The only option to keep the plant running was to operate online and standby compressor systems at 100% capacity. Plant personnel knew that if the problem was not remedied, the equipment would fail, ammonia could be released and the plant could experience an expensive unplanned shutdown. Even if the system did not fail, the increased energy required for operating all the compressors was significantly driving up utility costs.
Analysis of the operations by plant engineering indicated the calcium carbonate deposits were causing a significant loss in heat transfer efficiency. The condenser system had a nominal capacity of 25,000 British thermal units (BTUs), and the deposits were leading to 442,000 kilowatts (kWh) of excess electricity use.

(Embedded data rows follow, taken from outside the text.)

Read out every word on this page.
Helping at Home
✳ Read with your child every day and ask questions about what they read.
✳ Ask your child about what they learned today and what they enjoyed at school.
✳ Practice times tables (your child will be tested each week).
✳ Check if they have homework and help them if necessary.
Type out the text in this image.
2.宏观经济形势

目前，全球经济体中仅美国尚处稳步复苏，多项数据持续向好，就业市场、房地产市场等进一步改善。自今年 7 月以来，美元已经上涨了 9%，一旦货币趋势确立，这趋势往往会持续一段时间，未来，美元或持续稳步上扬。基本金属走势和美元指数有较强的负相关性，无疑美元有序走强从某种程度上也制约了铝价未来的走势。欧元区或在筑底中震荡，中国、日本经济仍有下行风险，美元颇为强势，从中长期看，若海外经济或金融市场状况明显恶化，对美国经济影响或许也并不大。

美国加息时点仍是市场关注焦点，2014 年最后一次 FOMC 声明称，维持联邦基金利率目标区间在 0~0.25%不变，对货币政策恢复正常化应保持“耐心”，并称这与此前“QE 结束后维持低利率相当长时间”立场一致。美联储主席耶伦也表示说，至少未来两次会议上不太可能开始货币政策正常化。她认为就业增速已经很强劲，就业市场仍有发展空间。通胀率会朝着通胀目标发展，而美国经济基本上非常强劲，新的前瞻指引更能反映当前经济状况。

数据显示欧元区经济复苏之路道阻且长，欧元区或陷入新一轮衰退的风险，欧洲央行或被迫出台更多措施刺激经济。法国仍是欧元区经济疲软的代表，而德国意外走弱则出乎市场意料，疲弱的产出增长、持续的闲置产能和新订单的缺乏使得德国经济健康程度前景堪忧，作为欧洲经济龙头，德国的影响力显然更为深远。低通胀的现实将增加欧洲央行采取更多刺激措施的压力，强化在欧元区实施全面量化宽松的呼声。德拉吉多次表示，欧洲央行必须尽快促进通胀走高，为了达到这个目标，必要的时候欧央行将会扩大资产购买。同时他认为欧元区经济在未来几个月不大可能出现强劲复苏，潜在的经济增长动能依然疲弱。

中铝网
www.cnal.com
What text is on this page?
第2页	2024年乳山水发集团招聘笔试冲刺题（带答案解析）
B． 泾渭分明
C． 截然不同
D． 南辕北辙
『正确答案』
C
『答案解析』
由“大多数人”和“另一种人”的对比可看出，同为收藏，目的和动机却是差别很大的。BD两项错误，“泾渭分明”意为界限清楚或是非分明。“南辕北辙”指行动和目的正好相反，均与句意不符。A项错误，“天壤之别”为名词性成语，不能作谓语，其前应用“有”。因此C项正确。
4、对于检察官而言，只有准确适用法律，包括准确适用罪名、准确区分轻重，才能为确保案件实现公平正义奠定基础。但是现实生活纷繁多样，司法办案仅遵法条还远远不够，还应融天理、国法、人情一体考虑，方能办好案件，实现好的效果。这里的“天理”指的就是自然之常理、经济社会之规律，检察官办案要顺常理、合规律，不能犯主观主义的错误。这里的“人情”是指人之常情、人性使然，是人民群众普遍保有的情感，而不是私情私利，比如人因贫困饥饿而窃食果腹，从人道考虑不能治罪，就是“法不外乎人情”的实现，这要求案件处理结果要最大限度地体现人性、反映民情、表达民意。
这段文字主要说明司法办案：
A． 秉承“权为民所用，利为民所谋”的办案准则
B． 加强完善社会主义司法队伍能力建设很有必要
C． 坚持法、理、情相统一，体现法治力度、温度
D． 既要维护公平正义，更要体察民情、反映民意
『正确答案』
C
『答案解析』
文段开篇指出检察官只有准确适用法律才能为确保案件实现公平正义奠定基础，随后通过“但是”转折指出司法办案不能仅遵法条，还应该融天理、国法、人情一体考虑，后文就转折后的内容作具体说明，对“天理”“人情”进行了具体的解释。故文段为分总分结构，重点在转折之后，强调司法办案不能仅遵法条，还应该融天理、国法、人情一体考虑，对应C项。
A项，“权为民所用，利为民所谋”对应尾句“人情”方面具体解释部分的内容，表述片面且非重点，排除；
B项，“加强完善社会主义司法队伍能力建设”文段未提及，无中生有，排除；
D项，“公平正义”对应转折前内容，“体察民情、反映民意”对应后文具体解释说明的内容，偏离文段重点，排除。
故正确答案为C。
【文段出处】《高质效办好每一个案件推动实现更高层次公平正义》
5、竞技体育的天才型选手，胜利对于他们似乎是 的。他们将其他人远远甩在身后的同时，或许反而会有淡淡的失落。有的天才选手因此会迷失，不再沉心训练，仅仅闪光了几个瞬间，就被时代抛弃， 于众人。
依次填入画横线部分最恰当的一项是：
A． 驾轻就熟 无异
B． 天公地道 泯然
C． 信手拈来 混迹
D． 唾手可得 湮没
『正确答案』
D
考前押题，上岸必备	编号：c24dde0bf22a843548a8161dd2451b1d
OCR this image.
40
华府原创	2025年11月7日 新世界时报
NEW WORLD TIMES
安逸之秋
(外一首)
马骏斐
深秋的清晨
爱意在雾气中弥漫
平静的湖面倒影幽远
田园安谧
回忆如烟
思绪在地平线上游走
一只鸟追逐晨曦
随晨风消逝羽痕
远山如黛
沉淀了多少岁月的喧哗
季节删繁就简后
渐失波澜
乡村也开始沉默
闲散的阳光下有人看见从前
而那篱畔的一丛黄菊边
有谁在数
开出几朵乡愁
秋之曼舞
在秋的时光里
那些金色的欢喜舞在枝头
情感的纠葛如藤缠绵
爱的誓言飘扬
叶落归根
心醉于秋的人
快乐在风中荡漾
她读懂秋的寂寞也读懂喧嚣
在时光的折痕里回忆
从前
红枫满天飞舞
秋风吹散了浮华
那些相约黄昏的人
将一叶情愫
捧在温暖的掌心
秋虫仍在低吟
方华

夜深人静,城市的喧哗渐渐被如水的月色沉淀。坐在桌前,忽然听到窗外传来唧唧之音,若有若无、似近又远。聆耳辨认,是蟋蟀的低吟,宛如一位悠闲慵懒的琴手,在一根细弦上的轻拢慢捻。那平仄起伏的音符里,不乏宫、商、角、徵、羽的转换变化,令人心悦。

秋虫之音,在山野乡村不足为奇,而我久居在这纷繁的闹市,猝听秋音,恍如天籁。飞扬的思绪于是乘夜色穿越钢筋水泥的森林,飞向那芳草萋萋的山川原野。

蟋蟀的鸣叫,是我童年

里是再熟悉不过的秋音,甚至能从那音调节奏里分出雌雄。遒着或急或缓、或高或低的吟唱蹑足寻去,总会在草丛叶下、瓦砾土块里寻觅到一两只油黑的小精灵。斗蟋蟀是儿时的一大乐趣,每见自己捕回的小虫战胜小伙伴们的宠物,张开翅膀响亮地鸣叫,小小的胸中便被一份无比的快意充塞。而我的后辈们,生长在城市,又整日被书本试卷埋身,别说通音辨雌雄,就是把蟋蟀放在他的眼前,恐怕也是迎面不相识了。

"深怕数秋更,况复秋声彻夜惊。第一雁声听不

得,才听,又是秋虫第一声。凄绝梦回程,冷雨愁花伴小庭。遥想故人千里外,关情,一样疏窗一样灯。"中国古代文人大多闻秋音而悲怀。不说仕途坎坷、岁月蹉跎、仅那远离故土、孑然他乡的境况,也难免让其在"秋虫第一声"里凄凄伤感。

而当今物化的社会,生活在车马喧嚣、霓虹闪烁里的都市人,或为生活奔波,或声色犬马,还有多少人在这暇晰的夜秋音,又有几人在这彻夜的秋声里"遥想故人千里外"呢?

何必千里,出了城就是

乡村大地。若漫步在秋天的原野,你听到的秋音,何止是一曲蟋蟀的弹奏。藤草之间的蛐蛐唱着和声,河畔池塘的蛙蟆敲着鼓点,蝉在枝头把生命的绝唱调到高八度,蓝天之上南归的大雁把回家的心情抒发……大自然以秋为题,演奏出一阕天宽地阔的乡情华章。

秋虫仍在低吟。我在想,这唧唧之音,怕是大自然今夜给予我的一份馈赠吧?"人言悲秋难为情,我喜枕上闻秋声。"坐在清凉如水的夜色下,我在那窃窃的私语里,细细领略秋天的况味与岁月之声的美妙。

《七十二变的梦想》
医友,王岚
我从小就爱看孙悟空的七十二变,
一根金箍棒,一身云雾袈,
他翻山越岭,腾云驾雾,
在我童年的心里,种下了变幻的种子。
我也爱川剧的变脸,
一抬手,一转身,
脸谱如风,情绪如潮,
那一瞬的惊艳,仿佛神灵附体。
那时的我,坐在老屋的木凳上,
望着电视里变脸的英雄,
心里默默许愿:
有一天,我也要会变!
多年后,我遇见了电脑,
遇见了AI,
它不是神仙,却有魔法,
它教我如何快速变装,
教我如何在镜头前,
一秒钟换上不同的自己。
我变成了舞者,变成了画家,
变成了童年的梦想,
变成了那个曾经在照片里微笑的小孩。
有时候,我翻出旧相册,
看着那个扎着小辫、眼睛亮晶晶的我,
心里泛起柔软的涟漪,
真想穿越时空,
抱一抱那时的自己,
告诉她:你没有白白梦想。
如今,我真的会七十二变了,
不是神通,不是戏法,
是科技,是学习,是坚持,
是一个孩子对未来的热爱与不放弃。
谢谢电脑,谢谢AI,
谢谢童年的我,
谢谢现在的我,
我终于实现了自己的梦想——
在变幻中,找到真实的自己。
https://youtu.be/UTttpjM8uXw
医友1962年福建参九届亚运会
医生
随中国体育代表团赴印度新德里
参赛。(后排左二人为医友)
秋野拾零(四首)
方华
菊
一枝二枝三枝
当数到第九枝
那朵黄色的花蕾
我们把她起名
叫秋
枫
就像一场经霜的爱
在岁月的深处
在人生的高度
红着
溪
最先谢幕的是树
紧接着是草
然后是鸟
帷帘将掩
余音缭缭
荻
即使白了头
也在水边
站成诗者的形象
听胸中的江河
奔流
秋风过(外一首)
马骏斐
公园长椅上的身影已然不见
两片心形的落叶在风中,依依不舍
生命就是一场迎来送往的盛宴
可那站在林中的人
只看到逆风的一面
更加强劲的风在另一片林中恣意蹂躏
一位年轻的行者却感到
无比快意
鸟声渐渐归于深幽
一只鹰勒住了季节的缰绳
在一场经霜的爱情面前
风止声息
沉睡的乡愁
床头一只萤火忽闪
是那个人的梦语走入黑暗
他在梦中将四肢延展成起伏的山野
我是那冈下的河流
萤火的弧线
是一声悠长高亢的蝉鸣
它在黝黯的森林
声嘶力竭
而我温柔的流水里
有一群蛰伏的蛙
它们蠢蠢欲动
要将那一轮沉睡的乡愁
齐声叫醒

Kurita was asked to survey the site and suggest a comprehensive solution to lower energy demand, improve operations and extend equipment life. One specific request was that the condenser system be descaled during operation, and this eliminated the risk of harsh cleaning acids that can pose safety and environmental risks. The online cleanings also maximized production during the busy season by keeping the plant running.
Solution/approach
The Kurita team performed a comprehensive system analysis, including a site survey, operational review and water analysis. Computer modeling was completed to help predict scale and corrosion potential. Kurita’s internal support specialists and field team used these results to develop a tailored program to safely remove existing deposits and prevent further scale or corrosion.
The new treatment program was based around a scale and corrosion formula similar to the product that had originally been used. However, with the addition of effective real-time control of the chemistry, it was possible to maintain a tighter range on the program. This was sufficient to prevent further deposition once the system was cleaned up.